Global Environment 3 (2009): 72–95

The present article investigates the significance of the Sundarbans as a natural reserve or buffer area (a resource of yet unknown magnitude) in pre-colonial, colonial and post-colonial South Asia. In pre-colonial India this region was, by and large, outside the purview of the state and occasionally served as a natural reserve in more ways than one. In British India the vast mangrove swamp of the Sundarbans became an important location where European “Selves” and Indian “Others” started interacting. The Sundarbans jungle became the object of European thoughts and actions. A new systematic endeavour to manage this unknown and unique natural frontier began under the forceful thrust of European enlightenment. This quest for knowledge went on throughout colonial rule and even after Indian independence in 1947. The British colonial government sought to manage an area they had little understanding of, and hence incurred in a series of unforeseen problems which posed new challenges to the colonial project in the Sundarbans. In this area, the tiger had always been at the centre of people's economic, social, cultural and religious life. This was the case in the past and still is today. During the Raj, the colonial drive to maximize revenue forced the inhabitants of the Sundarbans to come face to face with the tigers. In post-colonial India, the introduction of Project Tiger turned the Sundarbans into a local theatre of a larger campaign.

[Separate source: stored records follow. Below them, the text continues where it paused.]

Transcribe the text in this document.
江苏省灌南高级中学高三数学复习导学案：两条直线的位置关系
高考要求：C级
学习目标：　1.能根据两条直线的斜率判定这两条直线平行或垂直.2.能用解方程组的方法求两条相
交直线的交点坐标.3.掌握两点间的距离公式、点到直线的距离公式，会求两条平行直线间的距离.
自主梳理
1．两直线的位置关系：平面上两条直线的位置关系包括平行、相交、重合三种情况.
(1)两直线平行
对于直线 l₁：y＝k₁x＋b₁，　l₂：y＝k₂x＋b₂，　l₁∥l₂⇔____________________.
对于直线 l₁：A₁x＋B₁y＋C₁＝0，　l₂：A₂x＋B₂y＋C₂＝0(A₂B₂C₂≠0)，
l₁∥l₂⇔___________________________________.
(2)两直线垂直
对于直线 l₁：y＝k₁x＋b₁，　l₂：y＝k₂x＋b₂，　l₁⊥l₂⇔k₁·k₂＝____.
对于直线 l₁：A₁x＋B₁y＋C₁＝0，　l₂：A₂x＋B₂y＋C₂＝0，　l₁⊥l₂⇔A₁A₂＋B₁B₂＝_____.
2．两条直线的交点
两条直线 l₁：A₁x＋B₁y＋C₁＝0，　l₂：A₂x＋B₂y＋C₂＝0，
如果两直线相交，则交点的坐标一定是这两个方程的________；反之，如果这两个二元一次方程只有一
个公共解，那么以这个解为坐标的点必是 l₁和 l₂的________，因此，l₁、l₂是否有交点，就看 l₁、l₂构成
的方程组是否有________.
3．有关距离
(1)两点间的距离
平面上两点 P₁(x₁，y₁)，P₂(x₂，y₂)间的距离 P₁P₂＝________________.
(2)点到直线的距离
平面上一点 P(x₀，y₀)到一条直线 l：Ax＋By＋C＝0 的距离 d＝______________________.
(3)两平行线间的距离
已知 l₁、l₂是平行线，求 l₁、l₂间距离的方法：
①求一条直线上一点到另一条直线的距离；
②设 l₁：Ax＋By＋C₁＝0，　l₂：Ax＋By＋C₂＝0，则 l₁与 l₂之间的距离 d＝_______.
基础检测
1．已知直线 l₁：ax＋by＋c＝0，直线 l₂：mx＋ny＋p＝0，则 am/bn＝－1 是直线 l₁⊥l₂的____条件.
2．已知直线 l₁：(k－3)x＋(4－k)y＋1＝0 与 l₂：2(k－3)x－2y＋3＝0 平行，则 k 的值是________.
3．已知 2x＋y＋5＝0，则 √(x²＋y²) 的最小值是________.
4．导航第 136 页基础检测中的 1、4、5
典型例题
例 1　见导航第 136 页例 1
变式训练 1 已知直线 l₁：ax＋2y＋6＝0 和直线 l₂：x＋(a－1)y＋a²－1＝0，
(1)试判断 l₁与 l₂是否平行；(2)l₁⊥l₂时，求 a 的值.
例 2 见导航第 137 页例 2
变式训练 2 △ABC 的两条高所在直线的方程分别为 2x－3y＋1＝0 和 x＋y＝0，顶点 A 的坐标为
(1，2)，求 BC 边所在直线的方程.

The present paper also seeks to explore the complex pattern of the production of knowledge and its short term and long-term implications. I argue that the human endeavour to manage unknown frontiers often produces new complications and brings to fresh engagements with new unforeseen challenges. This is all the more true of the last quarter of the twentieth century, when the impact of capitalism, politics and science was more distinctly felt at the global level. In the 1960’s and 70’s European wildlife biologists made a strong case of the fact that only in the forests of India and the mangrove swamps of the Sundarbans there were tigers in sufficient numbers for an effort to save this endangered species to have any likelihood of succeeding. The rhetoric of wildlife conservation fuelled a universal campaign which disregarded local knowledge systems. This campaign led to the launching, in 1973, of Project Tiger in nine reserve forests of India, including the Sundarbans. Project Tiger led to friction between the universal/global and the local, giving rise to new unexpected troubles which needed to be addressed.